Does evolution have a purpose? (Evolution)

by dhw, Saturday, October 18, 2014, 18:29 (3687 days ago) @ David Turell

dhw: (under “Origin of Life”): Still with my theist hat on, if God was clever enough to preprogramme the Cambrian jump into the first cells of 3.7 billion years ago, why do you insist that he can't have been clever enough to invent a 
mechanism that would work out its own way to cope with or exploit the new conditions?
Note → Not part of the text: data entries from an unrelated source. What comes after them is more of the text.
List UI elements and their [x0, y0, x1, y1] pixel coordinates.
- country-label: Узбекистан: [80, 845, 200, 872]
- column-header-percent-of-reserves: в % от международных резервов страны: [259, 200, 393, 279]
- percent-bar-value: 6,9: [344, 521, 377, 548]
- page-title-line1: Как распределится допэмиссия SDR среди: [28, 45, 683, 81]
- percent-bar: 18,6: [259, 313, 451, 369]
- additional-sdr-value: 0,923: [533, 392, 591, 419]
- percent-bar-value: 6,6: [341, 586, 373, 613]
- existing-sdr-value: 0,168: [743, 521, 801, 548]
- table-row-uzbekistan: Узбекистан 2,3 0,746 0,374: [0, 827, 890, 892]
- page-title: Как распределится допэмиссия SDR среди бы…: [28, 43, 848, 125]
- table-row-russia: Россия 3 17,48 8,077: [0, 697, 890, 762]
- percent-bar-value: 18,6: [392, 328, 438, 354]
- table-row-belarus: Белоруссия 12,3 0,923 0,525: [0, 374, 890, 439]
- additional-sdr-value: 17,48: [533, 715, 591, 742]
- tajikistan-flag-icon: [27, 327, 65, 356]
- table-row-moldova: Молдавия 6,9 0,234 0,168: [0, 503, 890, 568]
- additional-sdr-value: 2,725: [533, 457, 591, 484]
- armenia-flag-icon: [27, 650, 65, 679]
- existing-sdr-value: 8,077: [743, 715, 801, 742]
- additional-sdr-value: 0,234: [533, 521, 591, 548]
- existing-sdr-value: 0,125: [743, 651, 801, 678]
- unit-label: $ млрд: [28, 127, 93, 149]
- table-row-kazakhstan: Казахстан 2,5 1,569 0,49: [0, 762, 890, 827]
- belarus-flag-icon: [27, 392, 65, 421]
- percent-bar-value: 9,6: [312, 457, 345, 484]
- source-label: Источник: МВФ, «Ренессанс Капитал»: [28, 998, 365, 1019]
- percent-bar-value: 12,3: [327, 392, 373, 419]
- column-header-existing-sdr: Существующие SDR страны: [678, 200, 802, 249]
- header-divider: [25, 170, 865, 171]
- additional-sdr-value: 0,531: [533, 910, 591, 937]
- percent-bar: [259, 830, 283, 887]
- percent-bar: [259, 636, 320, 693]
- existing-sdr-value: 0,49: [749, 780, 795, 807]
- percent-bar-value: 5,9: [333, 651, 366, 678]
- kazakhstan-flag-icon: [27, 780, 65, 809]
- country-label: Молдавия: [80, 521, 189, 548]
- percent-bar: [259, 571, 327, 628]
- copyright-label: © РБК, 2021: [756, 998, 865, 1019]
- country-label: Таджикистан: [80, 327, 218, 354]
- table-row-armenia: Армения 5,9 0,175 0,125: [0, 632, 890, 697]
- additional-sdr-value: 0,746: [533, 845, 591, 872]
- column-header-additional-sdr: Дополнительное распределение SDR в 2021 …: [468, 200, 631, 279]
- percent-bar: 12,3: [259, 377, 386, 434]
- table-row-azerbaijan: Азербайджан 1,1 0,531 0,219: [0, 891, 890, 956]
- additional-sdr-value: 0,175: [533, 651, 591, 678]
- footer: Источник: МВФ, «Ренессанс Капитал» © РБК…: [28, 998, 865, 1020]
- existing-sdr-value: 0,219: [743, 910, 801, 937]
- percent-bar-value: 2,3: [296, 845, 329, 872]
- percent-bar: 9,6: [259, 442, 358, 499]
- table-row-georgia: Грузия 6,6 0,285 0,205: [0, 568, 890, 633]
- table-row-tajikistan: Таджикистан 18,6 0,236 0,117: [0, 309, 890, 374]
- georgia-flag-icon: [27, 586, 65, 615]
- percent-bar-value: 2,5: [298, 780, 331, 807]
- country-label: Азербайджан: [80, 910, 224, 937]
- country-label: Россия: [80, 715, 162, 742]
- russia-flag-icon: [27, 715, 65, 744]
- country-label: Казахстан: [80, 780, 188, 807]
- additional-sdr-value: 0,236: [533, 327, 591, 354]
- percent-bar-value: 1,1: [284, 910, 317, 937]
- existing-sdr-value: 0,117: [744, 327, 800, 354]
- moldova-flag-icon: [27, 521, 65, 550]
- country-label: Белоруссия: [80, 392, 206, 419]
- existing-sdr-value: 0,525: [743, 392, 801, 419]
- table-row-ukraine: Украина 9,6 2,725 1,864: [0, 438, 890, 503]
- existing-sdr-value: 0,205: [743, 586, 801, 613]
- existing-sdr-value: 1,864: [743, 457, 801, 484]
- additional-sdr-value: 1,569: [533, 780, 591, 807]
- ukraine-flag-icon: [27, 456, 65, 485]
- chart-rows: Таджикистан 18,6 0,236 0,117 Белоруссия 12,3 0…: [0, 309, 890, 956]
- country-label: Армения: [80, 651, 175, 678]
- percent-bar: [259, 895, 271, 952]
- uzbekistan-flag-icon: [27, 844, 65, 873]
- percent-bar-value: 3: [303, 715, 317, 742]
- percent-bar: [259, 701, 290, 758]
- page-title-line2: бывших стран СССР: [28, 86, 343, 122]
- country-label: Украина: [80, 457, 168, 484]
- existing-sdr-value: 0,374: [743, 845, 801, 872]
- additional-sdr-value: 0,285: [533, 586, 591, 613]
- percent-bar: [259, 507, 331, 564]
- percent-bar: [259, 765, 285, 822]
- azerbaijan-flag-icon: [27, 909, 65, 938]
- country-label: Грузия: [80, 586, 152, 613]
DAVID: We have been over this before. A totally autonomous IM cannot possibly have the planning capacity for the Cambrian gap, unless given guidelines to follow. Of course God's capacity for planning can do it, or if He invented an IM, He gave it planning guidelines to follow, making it semi-autonomous.-Previously we agreed that the “guidelines” consisted of the constraints imposed on all organisms by the limitations as to what they can and can't do, and the demands of the environment. Now you are extending these guidelines to plans, which can only relate to the construction of the innovations that led to new species: i.e. new cell communities in the form of new organs, bones etc. We have used the kidney before as an example. What sort of “guideline” are you imagining? Did God insert into the first cells a programme that said: make an organ that will separate waste products from blood and turn them into urine, but it's up to you how you do it? If God was not capable of giving the IM the capacity to invent such complex organs, “planning guidelines” are a euphemism for precise plans, and back you go to your 3.7-billion-year-old preprogramming of all innovations, or your God jumping in with a dabble. “Semi-autonomous” fudges the whole issue. N.B. we are talking here about macroevolution - innovations, as opposed to adaptations and minor variations. This brings us to the next crucial area of your scenario.
 
dhw: So the IM was free to invent all these organs for dogs, but it was preprogrammed to produce ours. .... Two questions, then: do you think the IM freely(i.e. not preprogrammed) invented the doggy nose, eyes, ears, kidneys, legs, brain, or were they preprogrammed in the first cells? Do you think the IM freely (i.e. not preprogrammed) invented the human nose, eyes, ears, kidneys, legs, brain, or were they preprogrammed in the first cells? 
DAVID: I am trying to propose a slightly different IM than you imagine. It is pre-programmed to eventually produce humans. It is semiautonomous. It has specific pre-programmed guidelines as to how to respond to changes in environment with changes in phenotype, and it has the freedom of choice in following those guidelines, but cannot exceed those guidelines. Thus bushiness.-I have understood what you are proposing, and my response is as above, but we now have the IM preprogrammed to produce humans, and “specific pre-programmed guidelines” for changes in phenotype, which above were called “planning guidelines”. The autonomy consists of “freedom of choice in following those guidelines”. What does that mean? The IM is free to say it won't follow the planning guidelines?-If the IM is preprogrammed to produce humans, it must be preprogrammed to produce all the innovations that have led from bacteria to humans. You have reproduced my two questions, just as you reproduced the earlier question: “How can the built-in instructions to produce humans leave the IM free to invent the billions of innovations without which humans could not exist?” And you have not answered. I can only assume this is because you have now realized that in the context of macroevolution, your version of the IM has no autonomy at all.